Зинштейн выдернул руку из пальцев помощника режиссера.

— Оставьте, Иван Парфенович. Я не мальчик! Если господин режиссер не понимает современных тенденций в синематографе и не готов идти на риск, на эксперимент, я умываю руки. Работать с этим тираном я не хочу, увольте! Пусть ищет пиротехника и баталиста где угодно. Хоть на паперти. Я ухожу!

Досмотреть трагикомическую сцену Щепкин не успел, городовой махнул рукой и пророкотал:

— Проезжайте, господин, путь свободен.

Обернувшись еще раз на место съемки и увидев расстроенных режиссера и его помощников, капитан усмехнулся и завел мотор.

Живут же люди! Даже завидно — вдали от реальной жизни творят сказку и при этом неплохо зарабатывают! И какие страсти бушуют!

Автомобиль Щепкин оставил неподалеку от входа в ресторан. С удовольствием прошелся пешком, разминая ноги, посмотрел на затянутое темно-серыми облаками небо и вдруг подумал, что давно не был на природе и что последний раз безмятежно лежал в траве еще в Токио. А как это здорово — лежать на траве, смотреть в чистое небо и не думать ни о чем! И знать, что завтра будет только учеба, новая тренировка, а потом опять чистое небо и легкие ясные мысли.

…— Я ее только раскрыл! — раздался за спиной молодой ломкий баритон. — И кстати, на улице сухо.

Щепкин обернулся. В нескольких шагах от него стоял рослый юноша. Тщательно уложенные темные волосы, правильные черты лица, легкая полуулыбка на губах. Чистый хорошо отутюженный костюм, надраенные туфли. В руках юноша держал две книги, верхняя открыта.
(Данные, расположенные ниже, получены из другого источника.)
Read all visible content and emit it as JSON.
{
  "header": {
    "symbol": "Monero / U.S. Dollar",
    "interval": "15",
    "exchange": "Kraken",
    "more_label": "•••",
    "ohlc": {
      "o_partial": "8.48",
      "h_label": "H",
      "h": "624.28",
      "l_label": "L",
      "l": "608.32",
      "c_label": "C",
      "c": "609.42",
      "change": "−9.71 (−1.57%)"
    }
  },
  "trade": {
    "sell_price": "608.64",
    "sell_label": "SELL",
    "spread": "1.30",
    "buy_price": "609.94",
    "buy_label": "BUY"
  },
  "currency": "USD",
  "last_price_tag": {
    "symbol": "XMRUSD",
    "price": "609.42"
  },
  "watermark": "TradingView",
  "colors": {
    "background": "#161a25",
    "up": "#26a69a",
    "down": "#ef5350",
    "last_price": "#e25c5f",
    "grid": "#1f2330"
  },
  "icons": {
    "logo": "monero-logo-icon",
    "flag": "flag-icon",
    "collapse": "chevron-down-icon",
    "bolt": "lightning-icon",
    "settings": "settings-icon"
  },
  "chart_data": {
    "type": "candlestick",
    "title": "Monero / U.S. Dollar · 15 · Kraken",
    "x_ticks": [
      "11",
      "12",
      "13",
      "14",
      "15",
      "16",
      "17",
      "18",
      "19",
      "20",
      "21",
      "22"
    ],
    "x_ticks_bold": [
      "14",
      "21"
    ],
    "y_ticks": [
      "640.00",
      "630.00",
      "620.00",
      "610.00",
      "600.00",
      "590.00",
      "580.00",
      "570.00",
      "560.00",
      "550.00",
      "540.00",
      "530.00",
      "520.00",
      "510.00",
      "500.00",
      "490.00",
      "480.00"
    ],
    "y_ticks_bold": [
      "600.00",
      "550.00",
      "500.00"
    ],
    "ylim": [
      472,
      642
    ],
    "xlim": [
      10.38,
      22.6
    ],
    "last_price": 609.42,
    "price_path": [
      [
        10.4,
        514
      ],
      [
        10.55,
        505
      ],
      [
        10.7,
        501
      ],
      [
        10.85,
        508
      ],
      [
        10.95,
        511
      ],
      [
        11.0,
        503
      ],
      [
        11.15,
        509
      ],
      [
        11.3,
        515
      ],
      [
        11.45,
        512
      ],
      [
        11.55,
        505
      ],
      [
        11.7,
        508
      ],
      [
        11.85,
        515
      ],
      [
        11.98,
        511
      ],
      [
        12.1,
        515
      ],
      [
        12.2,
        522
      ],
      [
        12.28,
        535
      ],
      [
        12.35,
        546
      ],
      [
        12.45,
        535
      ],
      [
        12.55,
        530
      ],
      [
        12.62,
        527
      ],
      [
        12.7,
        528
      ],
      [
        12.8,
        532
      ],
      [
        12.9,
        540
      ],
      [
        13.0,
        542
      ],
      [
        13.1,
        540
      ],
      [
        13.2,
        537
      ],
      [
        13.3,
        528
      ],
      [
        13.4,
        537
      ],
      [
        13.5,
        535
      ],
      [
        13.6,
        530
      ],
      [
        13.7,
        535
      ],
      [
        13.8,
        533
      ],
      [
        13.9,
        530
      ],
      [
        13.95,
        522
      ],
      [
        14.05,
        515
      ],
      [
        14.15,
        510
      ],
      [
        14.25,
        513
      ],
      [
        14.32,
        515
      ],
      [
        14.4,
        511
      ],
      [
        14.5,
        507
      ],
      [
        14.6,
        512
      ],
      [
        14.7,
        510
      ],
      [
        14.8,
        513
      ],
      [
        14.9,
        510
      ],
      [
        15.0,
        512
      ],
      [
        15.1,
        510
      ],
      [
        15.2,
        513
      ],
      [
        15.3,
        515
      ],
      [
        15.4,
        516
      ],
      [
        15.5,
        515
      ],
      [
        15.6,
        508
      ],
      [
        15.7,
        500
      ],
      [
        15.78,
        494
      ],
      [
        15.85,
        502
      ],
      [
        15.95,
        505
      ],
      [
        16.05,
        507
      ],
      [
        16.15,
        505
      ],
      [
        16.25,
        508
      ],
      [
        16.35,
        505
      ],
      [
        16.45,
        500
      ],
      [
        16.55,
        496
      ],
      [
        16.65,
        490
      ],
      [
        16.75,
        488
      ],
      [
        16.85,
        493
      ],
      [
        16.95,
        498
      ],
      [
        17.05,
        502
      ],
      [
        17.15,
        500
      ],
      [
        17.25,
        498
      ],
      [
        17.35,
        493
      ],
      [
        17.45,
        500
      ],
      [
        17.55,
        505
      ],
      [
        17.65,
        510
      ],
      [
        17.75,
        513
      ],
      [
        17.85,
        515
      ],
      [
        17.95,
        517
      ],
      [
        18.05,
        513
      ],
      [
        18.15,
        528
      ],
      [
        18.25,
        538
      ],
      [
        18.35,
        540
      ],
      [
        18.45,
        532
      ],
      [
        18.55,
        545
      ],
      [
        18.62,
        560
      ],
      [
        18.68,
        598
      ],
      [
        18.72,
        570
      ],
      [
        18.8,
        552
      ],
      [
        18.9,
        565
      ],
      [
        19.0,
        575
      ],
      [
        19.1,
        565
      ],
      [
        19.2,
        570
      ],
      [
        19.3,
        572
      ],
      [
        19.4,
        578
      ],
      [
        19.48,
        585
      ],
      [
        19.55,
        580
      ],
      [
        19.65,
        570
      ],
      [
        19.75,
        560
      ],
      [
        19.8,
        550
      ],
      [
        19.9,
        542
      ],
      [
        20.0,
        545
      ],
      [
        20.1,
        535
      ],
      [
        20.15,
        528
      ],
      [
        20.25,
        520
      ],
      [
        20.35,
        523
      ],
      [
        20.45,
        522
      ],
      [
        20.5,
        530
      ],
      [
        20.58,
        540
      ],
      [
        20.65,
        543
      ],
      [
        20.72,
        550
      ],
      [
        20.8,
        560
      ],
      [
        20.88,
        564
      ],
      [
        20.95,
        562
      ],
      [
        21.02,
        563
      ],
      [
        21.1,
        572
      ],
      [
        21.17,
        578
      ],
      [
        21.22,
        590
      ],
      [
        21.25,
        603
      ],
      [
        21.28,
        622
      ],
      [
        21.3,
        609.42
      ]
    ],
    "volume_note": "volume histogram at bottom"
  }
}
Рядом с ним средних лет мужчина с небольшой тростью. Смотрит на юношу с укором и интересом.

— Всеволод, тебе исполнилось шестнадцать лет! В этом возрасте к человеку должно прийти понимание, что читать книгу на ходу — значит проявлять неуважение не только к автору, но и к самому себе. Даже если это не самая интересная книга…

— Ну конечно, ты прав, папа, — с лукавой улыбкой ответил юноша. — Но разве желание открыть книгу может быть проявлением неуважения? Я считаю, наоборот, это как раз проявление интереса. Даже если книга не самая хорошая. Нет?

Мужчина покачал головой.

— Логика не должна идти вразрез с нормами поведения.

— Разве это возможно? Логика, если она настоящая, всегда следует нормам. Ты сам меня этому учил.

Из подъезда соседнего здания выбежал невысокий господин с выпирающим брюшком и пенсне на носу.

— Владимир Александрович, Владимир Александрович, я забыл вам сказать… фу!

Толстячок догнал мужчину, схватил его за запястье.

— Насчет ваших лекций. Я думаю, мне удастся договориться…

Мужчина улыбнулся, став вдруг удивительно похожим на своего сына.

— Лев Андреевич, помилуй бог! Я же лишен права преподавать! Как вы сможете…

— Владимир Андреевич, вы профессор! Вы прекрасный педагог, как вас можно лишить права делиться своими знаниями? Я перезвоню вам завтра. Хорошо?